Many of them are what are known as type specimens – the original botanical basis for the first scientific description of a particular species. The collection is now also the starting point for research expeditions of a different kind: The goal of a new research alliance initiated by the Botanic Garden and Botanical Museum is to study the history of institutions in Berlin that are based on collections. Scholars of the humanities and natural scientists from 13 major institutions in Berlin – from the various institutions run by the Prussian Cultural Heritage Foundation to the Museum für Naturkunde and the German Historical Museum – are all involved in the project.

“The act of collecting is being considered as a historical event, and no longer as a purely scientific or academic activity,” Rahemipour says. Instead, the researchers aim to explore the scientific, academic, cultural, and political contexts and the academic and scientific networks that have shaped the collections. Interdisciplinary cooperation is the only way to accomplish this. This also makes it possible to take account of the various levels of meaning in the objects themselves, she says, leading visitors into the “Ancient Egypt Room” of the Botanical Museum. The room exhibits the remains of plants found in the tombs of Egyptian pharaohs: dried garlands of flowers and grapevines, but also pieces of clothing and mats woven from plant fibers.

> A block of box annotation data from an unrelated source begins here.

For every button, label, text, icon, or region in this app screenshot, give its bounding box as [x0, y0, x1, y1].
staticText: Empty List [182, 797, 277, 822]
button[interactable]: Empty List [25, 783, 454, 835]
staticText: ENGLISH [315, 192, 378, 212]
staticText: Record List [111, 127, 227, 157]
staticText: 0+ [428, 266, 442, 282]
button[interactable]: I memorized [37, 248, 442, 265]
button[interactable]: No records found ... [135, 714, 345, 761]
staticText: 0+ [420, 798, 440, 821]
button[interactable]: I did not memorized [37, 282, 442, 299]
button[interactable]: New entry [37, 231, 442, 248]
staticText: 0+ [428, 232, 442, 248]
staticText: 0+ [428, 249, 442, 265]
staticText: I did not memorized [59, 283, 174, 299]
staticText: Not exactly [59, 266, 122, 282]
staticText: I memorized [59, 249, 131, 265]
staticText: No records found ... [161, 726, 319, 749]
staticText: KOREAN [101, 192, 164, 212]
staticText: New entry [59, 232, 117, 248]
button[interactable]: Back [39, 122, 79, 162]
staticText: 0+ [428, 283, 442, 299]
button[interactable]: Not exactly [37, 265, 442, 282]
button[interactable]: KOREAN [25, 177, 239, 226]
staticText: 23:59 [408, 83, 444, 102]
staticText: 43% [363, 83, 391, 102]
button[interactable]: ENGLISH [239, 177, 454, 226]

This kind of find not only allows scholars to draw conclusions about what kinds of plants grew in the area at the time, but also points to burial rites and everyday life in ancient Egypt. And the objects themselves have also become a part of institutional history, since they were collected in the 19th century by Georg Schweinfurth. “Other places put ‘African explorer’ next to his name; we call him a botanist. It’s all a question of perspective,” says Rahemipour. To her, botany is full of interdisciplinary cross-references.

To compare a plant specimen with a 200-year-old type specimen, researchers have to not only be able to decipher old manuscripts, but also know that the site where the specimen was found, for example “Kaiser-Wilhelms-Land,” is in present-day New Guinea. And they should not be confused to find a specimen bearing the signature of Adelbert von Chamisso. The poet was also a botanist and one of the first custodians at the herbarium in Schöneberg.

As for how interdisciplinary networks were at the time, Willdenow’s “Album Amicorum,” which is archived at the Botanical Museum, offers ample evidence. “This album is a kind of predecessor of what we might think of as autograph books today,” Rahemipour explains. “But it was also used as a reference when a person was applying for a position or requesting funding for an expedition,” she adds.

Page after page, the book represents a kind of “who’s who” of the Prussian academic and research elite, decorated with miniatures, paper cutouts, and quotes. Rahemipour hopes that these kinds of albums, several of which are scattered across the Berlin collections, will help her trace the academic and scientific networks that existed at the time in detail at some point. “After all, as an institution, you have to know your past, if you want to raise your profile for the future,” she says.